Hemolytic Disease Of The Newborn (HDN)
Hemolytic disease of the newborn (HDN) used to be a major cause of fetal loss and death among newborn babies. The first description of HDN is thought to be in 1609 by a French midwife who delivered twins—one baby was swollen and died soon after birth, the other baby developed jaundice and died several days later. For the next 300 years, many similar cases were described in which newborns failed to survive.
It was not until the 1950s that the underlying cause of HDN was clarified; namely, the newborn’s red blood cells (RBCs) are being attacked by antibodies from the mother. The attack begins while the baby is still in the womb and is caused by an incompatibility between the mother’s and baby’s blood.
By the 1960s, trials in the United States and the United Kingdom tested the use of therapeutic antibodies that could remove the antibodies that cause HDN from the mother’s circulation. The trials showed that giving therapeutic antibodies to women during their pregnancy largely prevented HDN from developing. By the 1970s, routine antenatal care included the screening of all expectant mothers to find those whose pregnancy may be at risk of HDN, and giving preventative treatment accordingly. This has led to a dramatic decrease in the incidence of HDN, particularly severe cases that were responsible for stillbirth and neonatal death.
Antigen-negative mothers bearing an antigen-positive child are frequently immunized by fetal cells at birth. The number of fetal red cells that enter the maternal circulation can be estimated with the Kleihauer test.
In subsequent pregnancies with an antigen-positive fetus, IgG antibodies are formed which cross the placenta and cause hemolysis in the fetus. Most cases of immune HDN are due to antibodies to rhesus D antigen. Nearly 15% of births are to rhesus D-negative mothers with a D-positive father and 75% of these children will be D-positive.
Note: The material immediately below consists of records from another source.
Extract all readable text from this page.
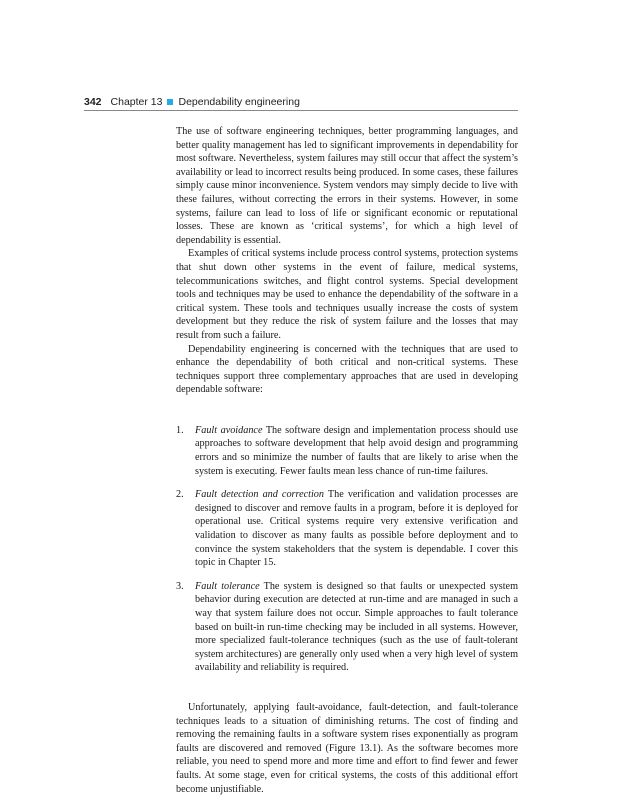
342 Chapter 13 Dependability engineering

The use of software engineering techniques, better programming languages, and better quality management has led to significant improvements in dependability for most software. Nevertheless, system failures may still occur that affect the system’s availability or lead to incorrect results being produced. In some cases, these failures simply cause minor inconvenience. System vendors may simply decide to live with these failures, without correcting the errors in their systems. However, in some systems, failure can lead to loss of life or significant economic or reputational losses. These are known as ‘critical systems’, for which a high level of dependability is essential.

Examples of critical systems include process control systems, protection systems that shut down other systems in the event of failure, medical systems, telecommunications switches, and flight control systems. Special development tools and techniques may be used to enhance the dependability of the software in a critical system. These tools and techniques usually increase the costs of system development but they reduce the risk of system failure and the losses that may result from such a failure.

Dependability engineering is concerned with the techniques that are used to enhance the dependability of both critical and non-critical systems. These techniques support three complementary approaches that are used in developing dependable software:

1. Fault avoidance The software design and implementation process should use approaches to software development that help avoid design and programming errors and so minimize the number of faults that are likely to arise when the system is executing. Fewer faults mean less chance of run-time failures.
2. Fault detection and correction The verification and validation processes are designed to discover and remove faults in a program, before it is deployed for operational use. Critical systems require very extensive verification and validation to discover as many faults as possible before deployment and to convince the system stakeholders that the system is dependable. I cover this topic in Chapter 15.
3. Fault tolerance The system is designed so that faults or unexpected system behavior during execution are detected at run-time and are managed in such a way that system failure does not occur. Simple approaches to fault tolerance based on built-in run-time checking may be included in all systems. However, more specialized fault-tolerance techniques (such as the use of fault-tolerant system architectures) are generally only used when a very high level of system availability and reliability is required.

Unfortunately, applying fault-avoidance, fault-detection, and fault-tolerance techniques leads to a situation of diminishing returns. The cost of finding and removing the remaining faults in a software system rises exponentially as program faults are discovered and removed (Figure 13.1). As the software becomes more reliable, you need to spend more and more time and effort to find fewer and fewer faults. At some stage, even for critical systems, the costs of this additional effort become unjustifiable.
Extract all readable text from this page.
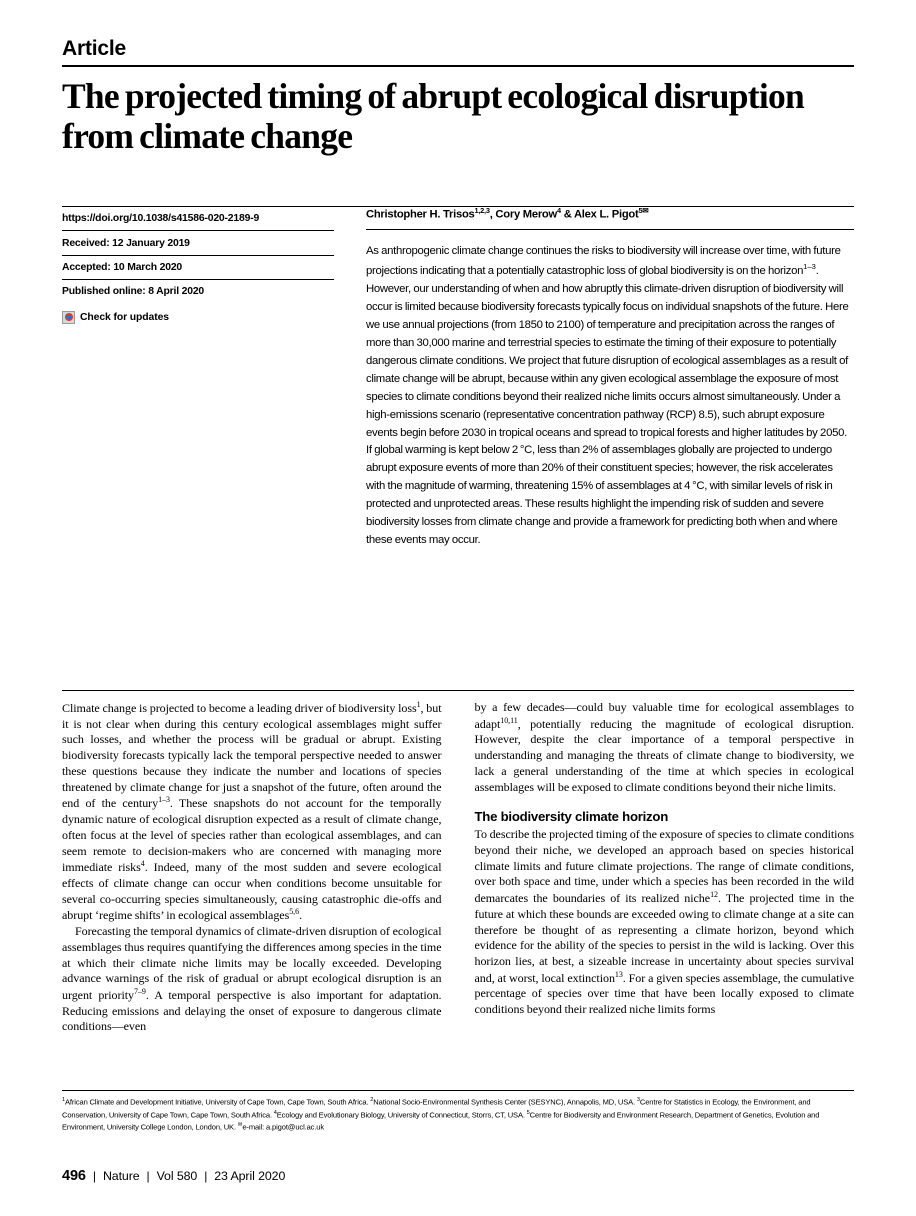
Article
The projected timing of abrupt ecological disruption from climate change
https://doi.org/10.1038/s41586-020-2189-9
Received: 12 January 2019
Accepted: 10 March 2020
Published online: 8 April 2020
Check for updates
Christopher H. Trisos$^{1,2,3}$, Cory Merow$^4$ & Alex L. Pigot$^{5✉}$
As anthropogenic climate change continues the risks to biodiversity will increase over time, with future projections indicating that a potentially catastrophic loss of global biodiversity is on the horizon$^{1-3}$. However, our understanding of when and how abruptly this climate-driven disruption of biodiversity will occur is limited because biodiversity forecasts typically focus on individual snapshots of the future. Here we use annual projections (from 1850 to 2100) of temperature and precipitation across the ranges of more than 30,000 marine and terrestrial species to estimate the timing of their exposure to potentially dangerous climate conditions. We project that future disruption of ecological assemblages as a result of climate change will be abrupt, because within any given ecological assemblage the exposure of most species to climate conditions beyond their realized niche limits occurs almost simultaneously. Under a high-emissions scenario (representative concentration pathway (RCP) 8.5), such abrupt exposure events begin before 2030 in tropical oceans and spread to tropical forests and higher latitudes by 2050. If global warming is kept below 2 °C, less than 2% of assemblages globally are projected to undergo abrupt exposure events of more than 20% of their constituent species; however, the risk accelerates with the magnitude of warming, threatening 15% of assemblages at 4 °C, with similar levels of risk in protected and unprotected areas. These results highlight the impending risk of sudden and severe biodiversity losses from climate change and provide a framework for predicting both when and where these events may occur.

Climate change is projected to become a leading driver of biodiversity loss$^1$, but it is not clear when during this century ecological assemblages might suffer such losses, and whether the process will be gradual or abrupt. Existing biodiversity forecasts typically lack the temporal perspective needed to answer these questions because they indicate the number and locations of species threatened by climate change for just a snapshot of the future, often around the end of the century$^{1-3}$. These snapshots do not account for the temporally dynamic nature of ecological disruption expected as a result of climate change, often focus at the level of species rather than ecological assemblages, and can seem remote to decision-makers who are concerned with managing more immediate risks$^4$. Indeed, many of the most sudden and severe ecological effects of climate change can occur when conditions become unsuitable for several co-occurring species simultaneously, causing catastrophic die-offs and abrupt ‘regime shifts’ in ecological assemblages$^{5,6}$.

Forecasting the temporal dynamics of climate-driven disruption of ecological assemblages thus requires quantifying the differences among species in the time at which their climate niche limits may be locally exceeded. Developing advance warnings of the risk of gradual or abrupt ecological disruption is an urgent priority$^{7-9}$. A temporal perspective is also important for adaptation. Reducing emissions and delaying the onset of exposure to dangerous climate conditions—even

by a few decades—could buy valuable time for ecological assemblages to adapt$^{10,11}$, potentially reducing the magnitude of ecological disruption. However, despite the clear importance of a temporal perspective in understanding and managing the threats of climate change to biodiversity, we lack a general understanding of the time at which species in ecological assemblages will be exposed to climate conditions beyond their niche limits.

The biodiversity climate horizon

To describe the projected timing of the exposure of species to climate conditions beyond their niche, we developed an approach based on species historical climate limits and future climate projections. The range of climate conditions, over both space and time, under which a species has been recorded in the wild demarcates the boundaries of its realized niche$^{12}$. The projected time in the future at which these bounds are exceeded owing to climate change at a site can therefore be thought of as representing a climate horizon, beyond which evidence for the ability of the species to persist in the wild is lacking. Over this horizon lies, at best, a sizeable increase in uncertainty about species survival and, at worst, local extinction$^{13}$. For a given species assemblage, the cumulative percentage of species over time that have been locally exposed to climate conditions beyond their realized niche limits forms

$^1$African Climate and Development Initiative, University of Cape Town, Cape Town, South Africa. $^2$National Socio-Environmental Synthesis Center (SESYNC), Annapolis, MD, USA. $^3$Centre for Statistics in Ecology, the Environment, and Conservation, University of Cape Town, Cape Town, South Africa. $^4$Ecology and Evolutionary Biology, University of Connecticut, Storrs, CT, USA. $^5$Centre for Biodiversity and Environment Research, Department of Genetics, Evolution and Environment, University College London, London, UK. ✉e-mail: a.pigot@ucl.ac.uk
496 | Nature | Vol 580 | 23 April 2020
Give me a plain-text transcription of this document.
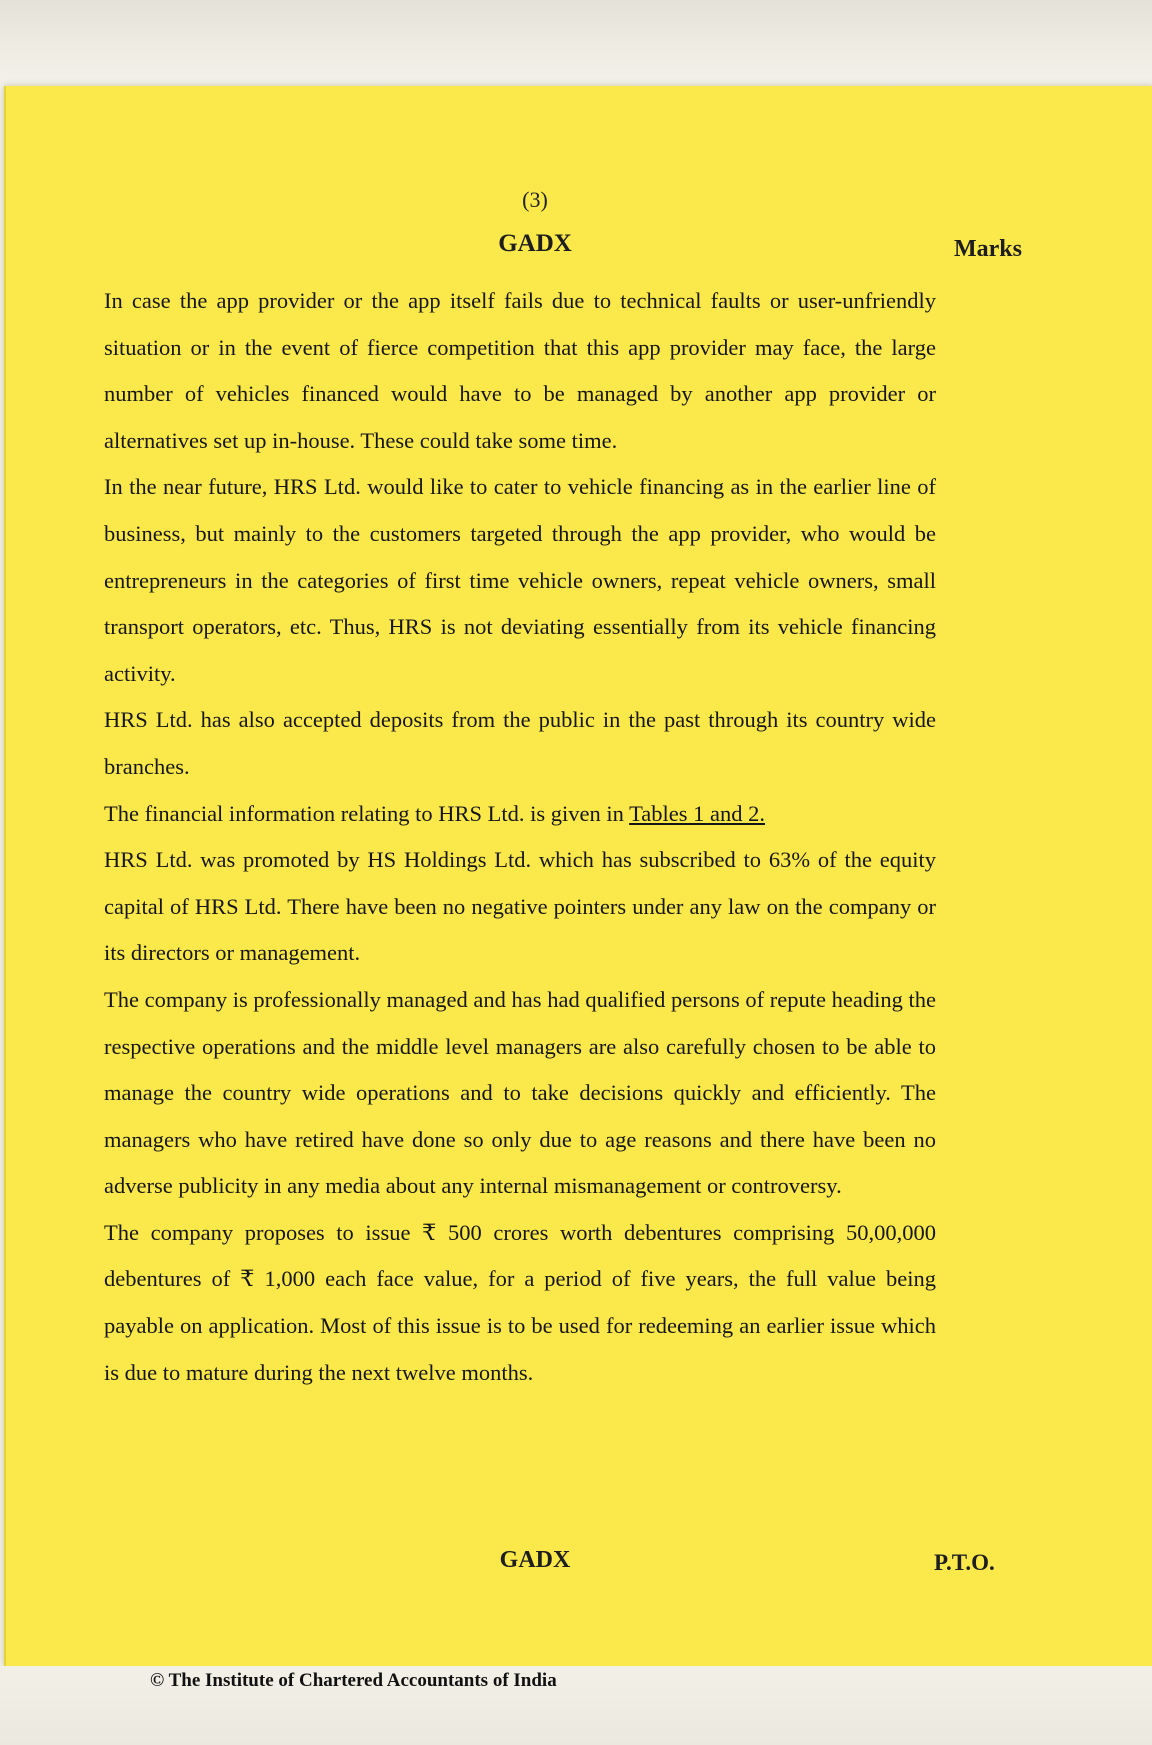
(3)
GADX	Marks

In case the app provider or the app itself fails due to technical faults or user-unfriendly situation or in the event of fierce competition that this app provider may face, the large number of vehicles financed would have to be managed by another app provider or alternatives set up in-house. These could take some time.

In the near future, HRS Ltd. would like to cater to vehicle financing as in the earlier line of business, but mainly to the customers targeted through the app provider, who would be entrepreneurs in the categories of first time vehicle owners, repeat vehicle owners, small transport operators, etc. Thus, HRS is not deviating essentially from its vehicle financing activity.

HRS Ltd. has also accepted deposits from the public in the past through its country wide branches.

The financial information relating to HRS Ltd. is given in Tables 1 and 2.

HRS Ltd. was promoted by HS Holdings Ltd. which has subscribed to 63% of the equity capital of HRS Ltd. There have been no negative pointers under any law on the company or its directors or management.

The company is professionally managed and has had qualified persons of repute heading the respective operations and the middle level managers are also carefully chosen to be able to manage the country wide operations and to take decisions quickly and efficiently. The managers who have retired have done so only due to age reasons and there have been no adverse publicity in any media about any internal mismanagement or controversy.

The company proposes to issue ₹ 500 crores worth debentures comprising 50,00,000 debentures of ₹ 1,000 each face value, for a period of five years, the full value being payable on application. Most of this issue is to be used for redeeming an earlier issue which is due to mature during the next twelve months.

GADX	P.T.O.
© The Institute of Chartered Accountants of India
- There is anemia in the affected fetus or child associated with nucleated red blood cells (NRBCs) in the neonate’s blood.
- At birth, the child is not severely jaundiced because of the placental clearance system, but jaundice may worsen rapidly and produce kernicterus if not treated promptly.
- In its severest form, there is cardiac failure, hepatosplenomegaly, and intrauterine death (hydrops fetalis).
- The blood group of the mother is routinely assessed, and the father is also tested if the mother is D-negative. A previous history of pregnancies, previously affected infants, abortions and blood transfusions (possible sensitization) is essential.
- During the pregnancy Rh positive antibodies can be measured in the maternal serum, and bilirubin can be measured in the amniotic fluid to assess the severity of the hemolysis.
- At birth, the degree of anemia is the best guide to the severity. The blood film reveals increased nucleated RBCs, reticulocytosis, polychromasia, anisocytosis, spherocytes, and cell fragmentation. The reticulocyte count can be as high as 40% in patients without intrauterine intervention.
- Positive maternal indirect Coombs test.
- Positive neonatal direct Coombs test.
- Ultrasound – to detect organ enlargement or fluid buildup in the fetus.
- As a rule, serial maternal antibody titers are monitored until a critical titer of 1:32, which indicates that a high risk of fetal hydrops has been reached. At this point, the fetus requires very intense monitoring for signs of anemia and fetal hydrops.
- In severe cases, intrauterine transfusion must be given. Transfused cells must be compatible with the mother’s serum.
- Exchange transfusion may be required soon after birth to prevent kernicterus. Fresh blood should be used.
- Phototherapy may augment bilirubin breakdown and avoid the necessity of exchange transfusion in mild cases.